My Thoughts on Osama bin Laden's Death

I've been thinking a lot about Osama bin Laden. It's another of those world issues that I just can't ignore.  You see, after the attacks in the United States, I was afraid of what he might do if he was given another chance.  I watched the news on September 11th and I'm afraid I watched those towers come down fifty times or more. I watched the Pentagon smolder and the remains of the downed plane full of heroes.  I was just sick with the thoughts of what all of those families had lost.  There were children in those towers. I was afraid for myself too.  My husband was in Phoenix on a business trip and I had a small child I needed to take care of. What if there were more terrorist attacks planned?

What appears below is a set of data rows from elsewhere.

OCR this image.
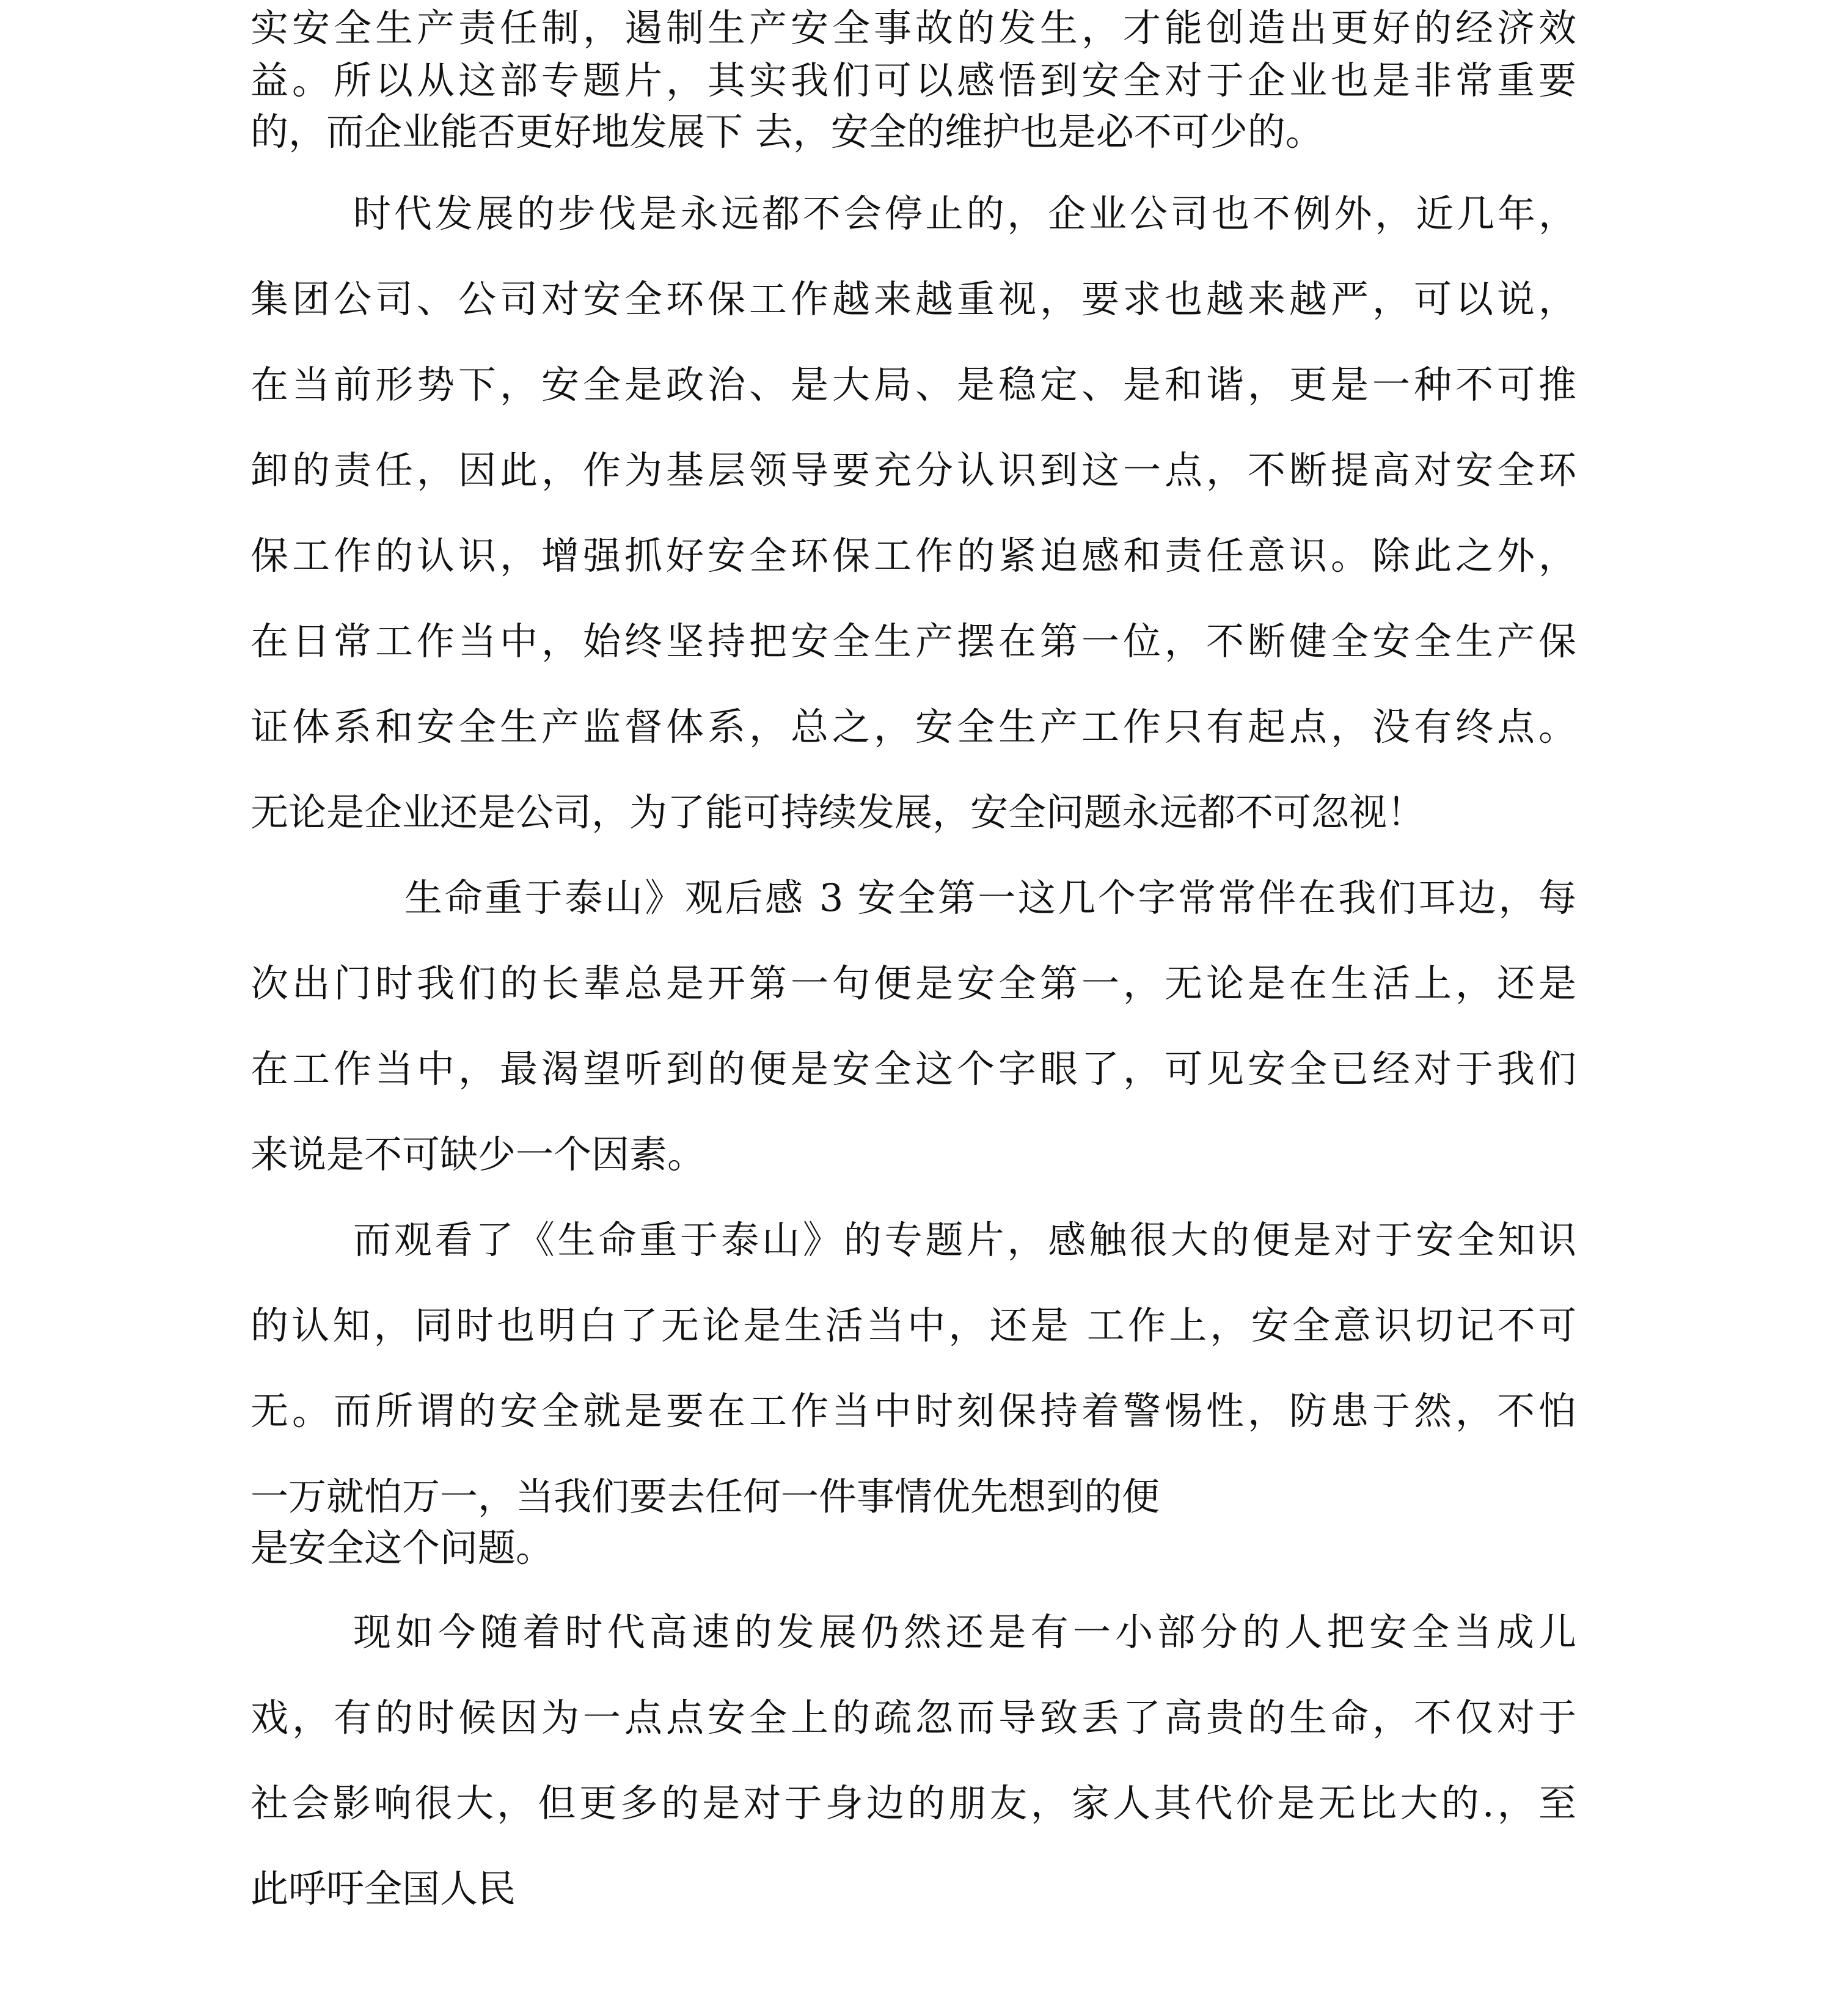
实安全生产责任制，遏制生产安全事故的发生，才能创造出更好的经济效

益。所以从这部专题片，其实我们可以感悟到安全对于企业也是非常重要

的，而企业能否更好地发展下 去，安全的维护也是必不可少的。

时代发展的步伐是永远都不会停止的，企业公司也不例外，近几年，

集团公司、公司对安全环保工作越来越重视，要求也越来越严，可以说，

在当前形势下，安全是政治、是大局、是稳定、是和谐，更是一种不可推

卸的责任，因此，作为基层领导要充分认识到这一点，不断提高对安全环

保工作的认识，增强抓好安全环保工作的紧迫感和责任意识。除此之外，

在日常工作当中，始终坚持把安全生产摆在第一位，不断健全安全生产保

证体系和安全生产监督体系，总之，安全生产工作只有起点，没有终点。

无论是企业还是公司，为了能可持续发展，安全问题永远都不可忽视！

生命重于泰山》观后感 3 安全第一这几个字常常伴在我们耳边，每

次出门时我们的长辈总是开第一句便是安全第一，无论是在生活上，还是

在工作当中，最渴望听到的便是安全这个字眼了，可见安全已经对于我们

来说是不可缺少一个因素。

而观看了《生命重于泰山》的专题片，感触很大的便是对于安全知识

的认知，同时也明白了无论是生活当中，还是 工作上，安全意识切记不可

无。而所谓的安全就是要在工作当中时刻保持着警惕性，防患于然，不怕

一万就怕万一，当我们要去任何一件事情优先想到的便

是安全这个问题。

现如今随着时代高速的发展仍然还是有一小部分的人把安全当成儿

戏，有的时候因为一点点安全上的疏忽而导致丢了高贵的生命，不仅对于

社会影响很大，但更多的是对于身边的朋友，家人其代价是无比大的.，至

此呼吁全国人民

What if my husband couldn't get home?

Here's the thing - I have never understood the hatred for our people coming from radical Islam. (I don't understand the hatred coming from racists and religious extremists in my own country either.) I'll admit that I don't know as much about what my government has done in the Middle East as I should, but can you really blame a whole country, and its children, for what a government does? I thought we'd learned this with Russia and the Cold War. After our relations thawed, I met Russian citizens who came to our country and told me that they'd never hated us. As a kid, I'd been led to believe that any given Russian hated all Americans enough that I might not be safe around them.  As it turned out, it wasn't true at all.

I know there were shameful things my own government has done.  In 2002, Bush's attack on Iraq was a travesty. I didn't agree with Saddam Hussein's way of running his country, but they hadn't attacked us, so going to war with them was wrong. The man who called himself my president totally ignored me and tens of thousands of other citizens and initiated a war on another country for no reason. I hated that. I'm still proud that I marched in the anti-war rallies back in 2002. I know that my government isn't innocent and doesn't always represent its people.

So, when I heard that Osama bin Laden was dead after all these years, I admit that I felt relief at first. Then I wondered how much hate it would generate. It felt like we were fighting the Hydra. If you cut off the head of the Hydra, two will grow back.  I have a lot of respect for President Obama, so I'm sure he thought about all of this as he made his decision about what type of mission to send to Osama bin Laden once he was located. Will the people of Afghanistan hate us more, fear us more, now that we've done this? I guess that leads to a question to which I don't know the answer - who was Osama bin Laden to the people of Afghanistan? Does the average mother in Afghanistan fear him or revere him, or maybe it isn't either one? Would any other approach have worked with bin Laden? How do you negotiate with a man like that?

I had the same problem when my boy came home from school to tell me about a bully who was kicking him. Did he try to negotiate? Will it work to avoid this kid or try to make him laugh? Will my boy have to fight back even though he'll get in trouble in school? I still don't know where the right answer lies in that question. Is this question about Osama bin Laden any different? Wasn't bin Laden just a bully on a grand scale?

In the end, I'd like to know what we can do to reduce the hatred between cultures.  We, ordinary citizens of the United States, are not so different than people of other countries. We want the same things - to raise our children in peace, to practice our own simple religion, to be allowed to work at what we love, to be allowed to live where we feel at home, to travel, to laugh, to work hard to make our communities a healthy place to live, and to let other people do the same.

So, I have a hope for what President Obama might do next. I hope he ends the war quickly (both wars, actually) and asks the question, "What can we do to help your people?" I have a lot of confidence in President Obama to do the right thing.